Why Are CTA's Train Lines Color-Coded?
CHICAGO (CBS) -- Wednesday is red-letter day at the CTA - 25 years since the CTA first began using color-coded route names on the 'L.'
It's as simple as black and white: the 'L' is part of the fabric of Chicago. However, it's only been coloring our world for 25 years. The old maps of the city's 'L' system show a complex web of lines and routes.
"We switched to colors to make the system a little more user-friendly," said Graham Garfield, the CTA's historian. "They had names -- mostly geographical names like Ravenswood Milwaukee."
CTA was by no means the first big-city system to color code its transit lines. Boston did it in 1965. Transit historian Graham Garfield said colors began to appear on CTA maps in the '70s, but were not used to identify the lines, which still bore names such as Howard-Englewood, Congress-Milwaukee, Ravenswood and Lake-Dan Ryan.
Garfield said CTA settled on today's colors in the early 1990s. Orange, which was originally assigned to the Skokie Swift, moved to the then-new Midway line, while the Swift turned Yellow.
Likewise, he said, the Evanston line was not originally Purple, but said Northwestern's purple-clad Wildcats helped influence that decision.

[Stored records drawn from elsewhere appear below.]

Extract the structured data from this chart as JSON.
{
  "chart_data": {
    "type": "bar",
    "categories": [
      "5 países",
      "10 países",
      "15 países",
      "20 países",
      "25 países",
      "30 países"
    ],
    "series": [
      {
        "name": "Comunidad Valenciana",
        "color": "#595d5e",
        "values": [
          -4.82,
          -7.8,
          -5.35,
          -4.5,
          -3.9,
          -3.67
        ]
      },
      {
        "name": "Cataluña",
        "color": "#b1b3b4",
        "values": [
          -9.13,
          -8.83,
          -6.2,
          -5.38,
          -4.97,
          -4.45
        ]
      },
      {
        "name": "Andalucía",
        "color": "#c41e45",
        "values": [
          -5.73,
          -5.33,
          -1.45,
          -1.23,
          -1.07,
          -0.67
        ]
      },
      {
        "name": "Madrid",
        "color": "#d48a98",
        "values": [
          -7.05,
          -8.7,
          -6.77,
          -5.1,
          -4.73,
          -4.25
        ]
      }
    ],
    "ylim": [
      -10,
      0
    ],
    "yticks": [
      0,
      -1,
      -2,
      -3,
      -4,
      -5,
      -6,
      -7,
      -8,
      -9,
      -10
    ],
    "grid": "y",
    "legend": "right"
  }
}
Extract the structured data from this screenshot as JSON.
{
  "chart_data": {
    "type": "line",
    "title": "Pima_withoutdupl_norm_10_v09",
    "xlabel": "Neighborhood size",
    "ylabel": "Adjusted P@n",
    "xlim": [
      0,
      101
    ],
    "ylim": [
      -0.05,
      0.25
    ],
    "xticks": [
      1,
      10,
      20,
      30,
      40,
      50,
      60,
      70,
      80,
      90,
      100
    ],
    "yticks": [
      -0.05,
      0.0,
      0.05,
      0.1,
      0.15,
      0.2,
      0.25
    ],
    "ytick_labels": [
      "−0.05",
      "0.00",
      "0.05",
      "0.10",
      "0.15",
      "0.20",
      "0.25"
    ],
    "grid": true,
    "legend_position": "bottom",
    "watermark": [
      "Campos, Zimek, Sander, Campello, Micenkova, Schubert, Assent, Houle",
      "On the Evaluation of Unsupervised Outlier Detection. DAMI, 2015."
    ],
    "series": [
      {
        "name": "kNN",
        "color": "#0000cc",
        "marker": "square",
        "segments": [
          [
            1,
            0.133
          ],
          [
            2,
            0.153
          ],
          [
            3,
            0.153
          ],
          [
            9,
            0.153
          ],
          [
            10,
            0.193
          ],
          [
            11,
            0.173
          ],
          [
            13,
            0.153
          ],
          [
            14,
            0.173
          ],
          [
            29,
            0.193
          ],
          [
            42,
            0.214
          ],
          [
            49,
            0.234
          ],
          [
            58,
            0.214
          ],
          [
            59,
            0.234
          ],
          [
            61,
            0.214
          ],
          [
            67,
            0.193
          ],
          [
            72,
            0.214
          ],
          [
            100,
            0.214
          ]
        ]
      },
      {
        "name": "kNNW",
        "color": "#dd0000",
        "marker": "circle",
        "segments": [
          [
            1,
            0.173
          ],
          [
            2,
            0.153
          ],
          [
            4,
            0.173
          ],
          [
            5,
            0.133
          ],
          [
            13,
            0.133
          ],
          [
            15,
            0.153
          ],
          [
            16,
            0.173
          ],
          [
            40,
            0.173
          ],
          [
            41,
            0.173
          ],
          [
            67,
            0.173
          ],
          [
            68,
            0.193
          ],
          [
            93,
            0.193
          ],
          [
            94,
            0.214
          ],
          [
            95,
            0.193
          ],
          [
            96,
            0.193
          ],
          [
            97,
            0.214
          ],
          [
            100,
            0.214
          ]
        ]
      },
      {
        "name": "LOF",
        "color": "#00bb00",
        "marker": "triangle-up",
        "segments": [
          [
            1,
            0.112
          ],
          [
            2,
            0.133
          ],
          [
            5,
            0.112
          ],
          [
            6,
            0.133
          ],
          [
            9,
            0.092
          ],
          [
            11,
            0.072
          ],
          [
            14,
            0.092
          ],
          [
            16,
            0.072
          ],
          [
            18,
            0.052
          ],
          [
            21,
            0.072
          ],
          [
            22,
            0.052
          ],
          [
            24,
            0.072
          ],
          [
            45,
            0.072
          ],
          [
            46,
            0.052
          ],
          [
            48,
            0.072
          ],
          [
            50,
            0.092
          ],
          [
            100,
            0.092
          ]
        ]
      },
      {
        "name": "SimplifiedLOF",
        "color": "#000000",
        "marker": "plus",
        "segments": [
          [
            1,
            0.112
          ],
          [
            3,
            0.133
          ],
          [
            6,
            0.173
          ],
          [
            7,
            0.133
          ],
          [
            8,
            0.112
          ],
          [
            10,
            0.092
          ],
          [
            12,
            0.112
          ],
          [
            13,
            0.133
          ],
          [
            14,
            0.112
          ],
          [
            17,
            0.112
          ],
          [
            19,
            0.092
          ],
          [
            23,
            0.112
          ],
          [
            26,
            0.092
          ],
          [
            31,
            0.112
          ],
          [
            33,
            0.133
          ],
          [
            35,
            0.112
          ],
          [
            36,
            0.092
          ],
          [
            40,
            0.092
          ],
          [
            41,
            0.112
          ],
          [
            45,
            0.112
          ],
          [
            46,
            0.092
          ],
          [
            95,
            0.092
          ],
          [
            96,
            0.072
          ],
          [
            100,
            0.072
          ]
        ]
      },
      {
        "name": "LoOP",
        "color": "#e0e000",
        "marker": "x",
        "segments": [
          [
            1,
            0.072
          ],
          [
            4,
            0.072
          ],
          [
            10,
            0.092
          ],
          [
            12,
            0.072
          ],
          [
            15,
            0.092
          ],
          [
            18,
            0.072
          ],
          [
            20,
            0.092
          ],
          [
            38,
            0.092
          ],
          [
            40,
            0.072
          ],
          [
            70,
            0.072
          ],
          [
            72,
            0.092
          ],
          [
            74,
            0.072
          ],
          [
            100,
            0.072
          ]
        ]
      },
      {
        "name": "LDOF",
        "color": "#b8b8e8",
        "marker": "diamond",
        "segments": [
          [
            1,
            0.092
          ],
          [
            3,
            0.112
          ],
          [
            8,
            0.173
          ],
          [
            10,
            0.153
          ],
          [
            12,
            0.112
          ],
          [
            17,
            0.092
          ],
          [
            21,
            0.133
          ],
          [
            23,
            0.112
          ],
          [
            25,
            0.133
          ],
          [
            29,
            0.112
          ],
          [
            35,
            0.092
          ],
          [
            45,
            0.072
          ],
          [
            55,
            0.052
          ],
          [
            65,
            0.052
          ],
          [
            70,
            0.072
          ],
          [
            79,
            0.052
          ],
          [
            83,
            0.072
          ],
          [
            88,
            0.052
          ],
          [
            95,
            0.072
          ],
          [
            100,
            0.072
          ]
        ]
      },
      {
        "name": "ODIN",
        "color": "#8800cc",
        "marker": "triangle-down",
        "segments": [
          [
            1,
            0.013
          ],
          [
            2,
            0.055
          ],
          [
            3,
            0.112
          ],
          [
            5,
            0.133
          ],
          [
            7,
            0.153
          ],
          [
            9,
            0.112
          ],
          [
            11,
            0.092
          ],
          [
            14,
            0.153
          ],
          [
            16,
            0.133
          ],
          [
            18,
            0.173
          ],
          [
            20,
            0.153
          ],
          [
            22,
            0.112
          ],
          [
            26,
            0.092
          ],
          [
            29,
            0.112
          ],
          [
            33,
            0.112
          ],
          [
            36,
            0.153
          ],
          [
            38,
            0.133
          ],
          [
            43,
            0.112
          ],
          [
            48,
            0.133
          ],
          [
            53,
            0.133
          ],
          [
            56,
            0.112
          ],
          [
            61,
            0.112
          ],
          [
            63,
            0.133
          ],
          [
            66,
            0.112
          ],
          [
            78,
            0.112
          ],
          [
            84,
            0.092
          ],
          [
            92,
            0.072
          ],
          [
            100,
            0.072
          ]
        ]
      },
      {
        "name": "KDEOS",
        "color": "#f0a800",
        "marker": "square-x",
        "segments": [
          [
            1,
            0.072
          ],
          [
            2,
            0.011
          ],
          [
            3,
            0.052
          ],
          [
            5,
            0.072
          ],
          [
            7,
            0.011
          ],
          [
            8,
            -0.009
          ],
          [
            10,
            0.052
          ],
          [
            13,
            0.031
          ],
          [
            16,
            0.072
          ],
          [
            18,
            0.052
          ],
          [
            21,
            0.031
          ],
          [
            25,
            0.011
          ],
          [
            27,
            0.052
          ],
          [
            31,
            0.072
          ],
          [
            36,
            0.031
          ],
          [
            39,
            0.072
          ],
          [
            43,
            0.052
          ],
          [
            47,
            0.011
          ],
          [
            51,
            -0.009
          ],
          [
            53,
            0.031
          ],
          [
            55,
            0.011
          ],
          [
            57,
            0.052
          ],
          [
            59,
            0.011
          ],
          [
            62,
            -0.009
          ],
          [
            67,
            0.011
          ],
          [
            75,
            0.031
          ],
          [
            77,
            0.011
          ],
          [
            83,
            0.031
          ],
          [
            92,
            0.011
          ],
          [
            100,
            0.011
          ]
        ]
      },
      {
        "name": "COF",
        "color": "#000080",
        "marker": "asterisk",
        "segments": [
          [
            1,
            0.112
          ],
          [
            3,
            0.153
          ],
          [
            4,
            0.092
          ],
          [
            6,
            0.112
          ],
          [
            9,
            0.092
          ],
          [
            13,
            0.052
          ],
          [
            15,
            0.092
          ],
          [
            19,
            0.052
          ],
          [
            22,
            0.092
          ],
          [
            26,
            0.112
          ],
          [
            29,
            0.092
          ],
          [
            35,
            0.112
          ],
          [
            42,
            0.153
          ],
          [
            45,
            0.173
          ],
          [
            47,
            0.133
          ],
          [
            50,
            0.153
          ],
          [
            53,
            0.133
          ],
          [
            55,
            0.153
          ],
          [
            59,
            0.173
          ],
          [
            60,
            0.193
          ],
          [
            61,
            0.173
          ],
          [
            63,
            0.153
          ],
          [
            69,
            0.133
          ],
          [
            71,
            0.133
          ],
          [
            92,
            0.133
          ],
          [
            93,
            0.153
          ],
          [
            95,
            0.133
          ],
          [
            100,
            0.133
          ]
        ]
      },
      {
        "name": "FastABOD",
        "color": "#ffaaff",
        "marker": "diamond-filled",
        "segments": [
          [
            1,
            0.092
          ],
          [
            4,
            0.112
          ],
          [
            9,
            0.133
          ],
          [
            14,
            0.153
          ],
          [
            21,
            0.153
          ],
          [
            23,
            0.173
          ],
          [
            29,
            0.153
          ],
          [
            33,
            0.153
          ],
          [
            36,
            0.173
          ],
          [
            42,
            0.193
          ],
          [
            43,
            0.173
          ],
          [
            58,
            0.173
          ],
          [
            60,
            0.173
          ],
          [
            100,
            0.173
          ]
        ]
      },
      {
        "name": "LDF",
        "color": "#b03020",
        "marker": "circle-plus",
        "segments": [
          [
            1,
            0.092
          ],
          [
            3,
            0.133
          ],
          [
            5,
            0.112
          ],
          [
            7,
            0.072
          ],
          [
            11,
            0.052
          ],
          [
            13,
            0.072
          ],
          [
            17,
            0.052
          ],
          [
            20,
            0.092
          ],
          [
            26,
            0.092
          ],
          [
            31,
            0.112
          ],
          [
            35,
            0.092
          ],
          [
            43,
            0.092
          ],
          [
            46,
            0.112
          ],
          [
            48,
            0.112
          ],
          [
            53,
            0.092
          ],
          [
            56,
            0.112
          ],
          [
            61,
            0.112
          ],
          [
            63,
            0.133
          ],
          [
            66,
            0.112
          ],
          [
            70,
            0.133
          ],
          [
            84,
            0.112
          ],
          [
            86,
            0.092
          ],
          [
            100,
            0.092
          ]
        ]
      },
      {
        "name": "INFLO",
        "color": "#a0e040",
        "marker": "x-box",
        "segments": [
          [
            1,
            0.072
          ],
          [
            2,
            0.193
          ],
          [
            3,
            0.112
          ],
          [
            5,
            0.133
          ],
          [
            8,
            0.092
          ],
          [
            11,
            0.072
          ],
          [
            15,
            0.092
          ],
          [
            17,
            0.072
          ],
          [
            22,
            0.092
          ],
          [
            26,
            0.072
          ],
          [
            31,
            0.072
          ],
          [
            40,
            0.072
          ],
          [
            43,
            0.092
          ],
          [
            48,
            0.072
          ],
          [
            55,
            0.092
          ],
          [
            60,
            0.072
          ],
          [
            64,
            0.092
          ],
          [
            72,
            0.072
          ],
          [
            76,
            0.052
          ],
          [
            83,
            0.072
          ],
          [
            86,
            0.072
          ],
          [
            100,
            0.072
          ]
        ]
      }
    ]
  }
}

The move to color-coding was prompted in part by the 1993 decision to change the linking of two major lines, today's Red and Green Lines.
"The Red Line is our heaviest ridership line, it's our North/South trunk line, so we wanted to give it the strongest color," Garfield said.
The Pink Line, debuted in 2006, was named in a student essay competition.
"I believe the student wrote that it was a happy color and made her feel good," Garfield recalled.
Many long-time riders still use the old route names. For that reason, and for those who are colorblind, Garfield said, CTA always tries to identify by both color and destination.
Eight colors of the rainbow currently crisscross Chicago, but could there be more coming 'round the bend?
"If we add a ninth route, we're going to have to dig deep into the Crayola box to come up with a new color," Garfield joked.
Odds are that the next line, if/when it occurs, will be silver -- the runner-up to Pink in 2006.
25 years ago, it cost $1.50 to hop aboard -- in tokens.